[DISCUSS]Introduce RISC-V Vector/Matrix extension

Hi @zhupijuan_lkl

Permit few mentions, strictly w.r.t the RVV 0.7.1 LLVM unsupportedness issue.

@tqchen @cbalint13 Based on discussions from the community and your suggestions, I plan to handle the RISC-V vector/matrix extensions as follows:

As intro, I may repeat the issues of RVV 0.7.1 (all major ASIC HW out there are 0.7.1):

  • Currently T-Head & Sophon ASIC expose older RVV 0.7.1 specs.

  • LLVM does not support RVV 0.7.1, but only the 1.0.0 spec.

  • See the RVV version support of LLVM (implicit exposure via clang):

    $ rpm -q clang
    clang-18.1.0~rc4-2.fc41.x86_64
    
    $ clang --target=riscv64-unknown-elf -print-supported-extensions | grep "'V'"
    clang version 18.1.0 (Fedora 18.1.0~rc4-2.fc41)
        v 1.0       'V' (Vector Extension for Application Processors)
    
  • Another issue of T-Head ASIC implementations (e.g TH1520) is the expensiveness of vsetvli.

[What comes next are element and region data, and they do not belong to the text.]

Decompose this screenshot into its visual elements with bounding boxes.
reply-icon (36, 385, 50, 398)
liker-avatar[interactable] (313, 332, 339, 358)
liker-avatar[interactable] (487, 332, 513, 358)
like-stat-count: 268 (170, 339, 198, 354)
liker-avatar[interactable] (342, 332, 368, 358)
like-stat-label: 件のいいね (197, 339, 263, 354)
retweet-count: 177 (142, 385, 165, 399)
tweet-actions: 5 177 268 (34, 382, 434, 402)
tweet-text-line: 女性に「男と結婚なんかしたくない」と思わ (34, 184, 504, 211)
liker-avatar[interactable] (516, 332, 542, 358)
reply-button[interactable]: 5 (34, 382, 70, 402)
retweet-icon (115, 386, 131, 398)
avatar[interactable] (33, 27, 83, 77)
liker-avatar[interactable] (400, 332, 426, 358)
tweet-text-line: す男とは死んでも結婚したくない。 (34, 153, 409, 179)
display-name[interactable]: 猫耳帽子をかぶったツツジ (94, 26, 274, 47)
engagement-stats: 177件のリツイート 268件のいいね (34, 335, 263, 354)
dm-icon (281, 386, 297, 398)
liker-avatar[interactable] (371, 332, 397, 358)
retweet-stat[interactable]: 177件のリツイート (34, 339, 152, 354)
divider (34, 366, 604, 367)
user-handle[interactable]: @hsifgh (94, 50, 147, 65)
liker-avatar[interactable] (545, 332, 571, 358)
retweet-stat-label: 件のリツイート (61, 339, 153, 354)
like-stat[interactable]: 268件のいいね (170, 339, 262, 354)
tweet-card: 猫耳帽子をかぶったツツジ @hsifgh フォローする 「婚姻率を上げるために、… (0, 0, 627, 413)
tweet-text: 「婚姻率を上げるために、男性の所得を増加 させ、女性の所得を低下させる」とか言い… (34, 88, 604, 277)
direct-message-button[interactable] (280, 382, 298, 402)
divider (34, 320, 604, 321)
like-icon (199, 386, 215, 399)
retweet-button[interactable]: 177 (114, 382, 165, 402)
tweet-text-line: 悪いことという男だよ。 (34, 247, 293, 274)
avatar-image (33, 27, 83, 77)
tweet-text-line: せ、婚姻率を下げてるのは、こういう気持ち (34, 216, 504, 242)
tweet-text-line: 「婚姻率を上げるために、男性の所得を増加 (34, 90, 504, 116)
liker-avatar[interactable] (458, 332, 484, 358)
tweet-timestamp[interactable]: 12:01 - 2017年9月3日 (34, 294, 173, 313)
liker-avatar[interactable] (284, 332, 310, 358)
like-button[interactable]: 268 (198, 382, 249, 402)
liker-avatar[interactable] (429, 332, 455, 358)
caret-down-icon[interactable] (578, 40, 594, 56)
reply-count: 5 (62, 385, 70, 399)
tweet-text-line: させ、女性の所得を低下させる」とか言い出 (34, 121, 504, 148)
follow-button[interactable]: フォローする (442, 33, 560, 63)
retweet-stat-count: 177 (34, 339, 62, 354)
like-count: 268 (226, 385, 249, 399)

  1. For the vector extension, we will still perform scheduling for fixed-length vectors and use tensorize for general vector processing. To support the variable-length vector registers and operations specific to RISC-V vector, we will convert vector expression into load + op + store in the vectorizeloop pass. The load/store operations will use a variable-length style, with the specific length passed through vl, that is, tir.Var. Finally, based on the existing LLVM codegen, we will implement an LLVM codegen for RISC-V to handle special cases (codegen_riscv.cc).

We clearly will be not able to invoke vl.xxx LLVM-IR for RVV 0.7.1 spec. To aleviate it we can still emmit RVV 0.7.1 LLVM-IR using ideas form this hardcoding llvm-ir generator.

Now you mention that special cases (like RVV 0.7.1) to be handled in codegen_riscv.cc, but it also can be handled at code emmision time from TOPI’s tensorize _impl() , and here the context of init/load/store can be even better be catched.

A sketch on the advantage to add it to the TOPI tensorizer _impl() part:

I am not sure if we can capture the distinctions of these three steps (requiring expensive vsetvli contex switches) elegantly at the codegen_riscv.cc time versuos from the TOPI tensorizer.

@zhupijuan_lkl Q: How you see this alternative instead of your codegen_riscv.cc proposal ?

  1. For the matrix extension, considering that LLVM’s support for matrix is still not complete, I plan to adopt the following approach:
  • For algorithm scheduling, since the matrix extension mainly accelerates conv/gemm operations, tensor layout transformations and alignment are typically performed during the scheduling of these cases. Therefore, during layout transformation, we will perform padding to ensure that the tensor shapes meet the requirements for subsequent tiling, thereby addressing the issue of tail blocks.
  • For instruction generation, we will still use tensorize to perform computations on tiled blocks, but the tensorize intrinsics will be inserted directly as LLVM IR. Specifically, we will wrap the matrix extension intrinsics in a C implementation of a micro-kernel, then use Clang to compile it into LLVM IR, and finally insert this LLVM IR into the tensorization code.

The initiative for the matrix extension is very nice, just as-is, I see it as a let’s move forward with it.

  • LLVM also have special upstream support for T-Head many kind of extensions .
  • Thus, we could also look at LLVM’s possible calls from LLVM-IR directly:
$ clang --target=riscv64-unknown-elf -print-supported-extensions | grep xtheadvdot
 xtheadvdot   1.0    'xtheadvdot' (T-Head Vector Extensions for Dot)

Looking forward to your more suggestions, Thanks!

If this is a draft in need to be promoted I put my +1 vote to go forward with your proposal as-it-is now, and will try help your efforts within the PR reviewing times on this topic.

Thanks again @zhupijuan_lkl for your efforts here !